Department of Laboratory Medicine and Pathobiology, University of Toronto, Toronto, Ontario, Canada.
SAR Laboratories, Sandra Rotman Centre for Global Health, Toronto General Hospital Research Institute, University Health Network, Toronto, Ontario, Canada.
PLoS Med. 2021 Sep 28;18(9):e1003701. doi: 10.1371/journal.pmed.1003701. eCollection 2021 Sep.
Annually 125 million pregnancies are at risk of malaria infection. However, the impact of exposure to malaria in pregnancy on neurodevelopment in children is not well understood. We hypothesized that malaria in pregnancy and associated maternal immune activation result in neurodevelopmental delay in exposed offspring.
Between April 2014 and April 2015, we followed 421 Malawian mother-baby dyads (median [IQR] maternal age: 21 [19, 28] years) who were previously enrolled (median [IQR] gestational age at enrollment: 19.7 [17.9, 22.1] weeks) in a randomized controlled malaria prevention trial with 5 or 6 scheduled assessments of antenatal malaria infection by PCR. Children were evaluated at 12, 18, and/or 24 months of age with cognitive tests previously validated in Malawi: the Malawi Developmental Assessment Tool (MDAT) and the MacArthur-Bates Communicative Development Inventories (MCAB-CDI). We assessed the impact of antenatal malaria (n [%] positive: 240 [57.3]), placental malaria (n [%] positive: 112 [29.6]), and maternal immune activation on neurocognitive development in children. Linear mixed-effects analysis showed that children exposed to antenatal malaria between 33 and 37 weeks gestation had delayed language development across the 2-year follow-up, as measured by MCAB-CDI (adjusted beta estimate [95% CI], -7.53 [-13.04, -2.02], p = 0.008). Maternal immune activation, characterized by increased maternal sTNFRII concentration, between 33 and 37 weeks was associated with lower MCAB-CDI language score (adjusted beta estimate [95% CI], -8.57 [-13.09, -4.06], p < 0.001). Main limitations of this study include a relatively short length of follow-up and a potential for residual confounding that is characteristic of observational studies.
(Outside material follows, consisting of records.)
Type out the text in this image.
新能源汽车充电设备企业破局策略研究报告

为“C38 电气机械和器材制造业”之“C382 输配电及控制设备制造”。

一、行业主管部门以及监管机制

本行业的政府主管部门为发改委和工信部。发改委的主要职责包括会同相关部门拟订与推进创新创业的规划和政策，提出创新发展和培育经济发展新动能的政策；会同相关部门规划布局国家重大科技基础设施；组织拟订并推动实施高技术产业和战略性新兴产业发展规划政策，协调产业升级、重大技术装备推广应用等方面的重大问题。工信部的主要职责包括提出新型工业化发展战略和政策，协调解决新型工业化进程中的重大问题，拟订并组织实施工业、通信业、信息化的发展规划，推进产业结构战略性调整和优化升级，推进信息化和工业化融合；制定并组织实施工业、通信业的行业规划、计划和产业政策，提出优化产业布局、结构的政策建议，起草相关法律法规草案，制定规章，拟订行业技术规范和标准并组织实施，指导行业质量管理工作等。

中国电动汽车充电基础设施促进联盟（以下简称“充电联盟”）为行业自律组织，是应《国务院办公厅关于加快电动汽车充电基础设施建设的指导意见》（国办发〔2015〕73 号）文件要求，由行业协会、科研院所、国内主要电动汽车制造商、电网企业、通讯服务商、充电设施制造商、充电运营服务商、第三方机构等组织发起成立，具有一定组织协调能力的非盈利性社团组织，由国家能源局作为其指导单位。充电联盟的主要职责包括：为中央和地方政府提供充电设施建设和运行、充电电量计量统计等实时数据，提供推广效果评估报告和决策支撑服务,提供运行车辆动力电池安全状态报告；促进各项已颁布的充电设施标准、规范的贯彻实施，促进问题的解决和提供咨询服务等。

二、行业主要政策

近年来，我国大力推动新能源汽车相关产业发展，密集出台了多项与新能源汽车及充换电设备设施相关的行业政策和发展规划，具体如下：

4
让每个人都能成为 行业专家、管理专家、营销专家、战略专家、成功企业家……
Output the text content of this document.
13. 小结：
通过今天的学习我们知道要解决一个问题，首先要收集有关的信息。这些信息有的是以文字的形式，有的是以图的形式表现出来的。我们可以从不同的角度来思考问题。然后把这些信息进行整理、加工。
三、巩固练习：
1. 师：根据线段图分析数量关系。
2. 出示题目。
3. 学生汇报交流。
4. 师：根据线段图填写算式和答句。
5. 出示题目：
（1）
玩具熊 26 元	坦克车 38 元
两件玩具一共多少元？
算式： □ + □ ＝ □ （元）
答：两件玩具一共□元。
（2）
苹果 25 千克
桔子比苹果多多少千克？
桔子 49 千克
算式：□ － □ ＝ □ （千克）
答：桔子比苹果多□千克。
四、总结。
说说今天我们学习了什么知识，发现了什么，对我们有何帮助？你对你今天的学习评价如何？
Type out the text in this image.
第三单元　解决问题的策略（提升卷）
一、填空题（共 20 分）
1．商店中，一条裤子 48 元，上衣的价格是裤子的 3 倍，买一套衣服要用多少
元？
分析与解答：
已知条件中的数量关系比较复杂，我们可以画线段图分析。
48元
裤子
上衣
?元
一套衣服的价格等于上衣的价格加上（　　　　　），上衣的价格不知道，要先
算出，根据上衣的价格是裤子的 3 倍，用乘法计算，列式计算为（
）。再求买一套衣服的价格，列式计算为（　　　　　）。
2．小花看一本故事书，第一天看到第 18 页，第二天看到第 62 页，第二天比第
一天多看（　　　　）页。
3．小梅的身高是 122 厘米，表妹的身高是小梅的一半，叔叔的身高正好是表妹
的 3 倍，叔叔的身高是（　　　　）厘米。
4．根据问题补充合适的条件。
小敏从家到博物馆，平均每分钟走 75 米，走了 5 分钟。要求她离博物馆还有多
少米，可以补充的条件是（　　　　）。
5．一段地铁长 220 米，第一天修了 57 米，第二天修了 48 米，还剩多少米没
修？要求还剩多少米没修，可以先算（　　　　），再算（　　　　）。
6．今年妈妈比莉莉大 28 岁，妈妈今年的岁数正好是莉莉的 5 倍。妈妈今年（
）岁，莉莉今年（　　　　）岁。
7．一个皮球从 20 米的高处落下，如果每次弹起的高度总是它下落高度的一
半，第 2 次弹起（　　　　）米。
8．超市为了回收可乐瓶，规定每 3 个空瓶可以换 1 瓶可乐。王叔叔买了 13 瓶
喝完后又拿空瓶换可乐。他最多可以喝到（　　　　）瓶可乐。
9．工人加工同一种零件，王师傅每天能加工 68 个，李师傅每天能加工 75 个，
This mother-baby cohort presents evidence of a relationship between malaria in pregnancy and neurodevelopmental delay in offspring. Malaria in pregnancy may be a modifiable risk factor for neurodevelopmental injury independent of birth weight or prematurity. Successful interventions to prevent malaria during pregnancy may reduce the risk of neurocognitive delay in children.
每年有 1.25 亿例妊娠面临疟疾感染风险。然而,妊娠期间疟疾暴露对儿童神经发育的影响尚不清楚。我们假设妊娠期间疟疾和相关的母体免疫激活会导致暴露后代的神经发育迟缓。
2014 年 4 月至 2015 年 4 月,我们对 421 对马拉维母婴对子(中位[IQR]母亲年龄:21 [19, 28] 岁)进行了随访,这些母婴对子之前参加了一项随机对照疟疾预防试验,该试验有 5 或 6 次预定的 PCR 评估产前疟疾感染。在 12、18 和/或 24 个月时,使用在马拉维经过验证的认知测试:马拉维发育评估工具(MDAT)和麦克阿瑟-贝茨交际发展量表(MCAB-CDI)对儿童进行评估。我们评估了产前疟疾(n [%]阳性:240 [57.3])、胎盘疟疾(n [%]阳性:112 [29.6])和母体免疫激活对儿童神经认知发育的影响。线性混合效应分析表明,在妊娠 33 至 37 周期间暴露于产前疟疾的儿童在 2 年随访期间语言发育延迟,这一点通过 MCAB-CDI 测量(调整后的β估计值[95%CI],-7.53[-13.04, -2.02],p = 0.008)。妊娠 33 至 37 周期间母体可溶性肿瘤坏死因子受体 II 浓度增加,特征为母体免疫激活,与 MCAB-CDI 语言评分较低相关(调整后的β估计值[95%CI],-8.57[-13.09, -4.06],p < 0.001)。本研究的主要局限性包括随访时间相对较短,以及观察性研究中典型的潜在残余混杂。
该母婴队列提供了妊娠疟疾与后代神经发育迟缓之间存在关联的证据。妊娠疟疾可能是一种独立于出生体重或早产的可改变的神经发育损伤风险因素。成功的妊娠期间预防疟疾的干预措施可能会降低儿童神经认知延迟的风险。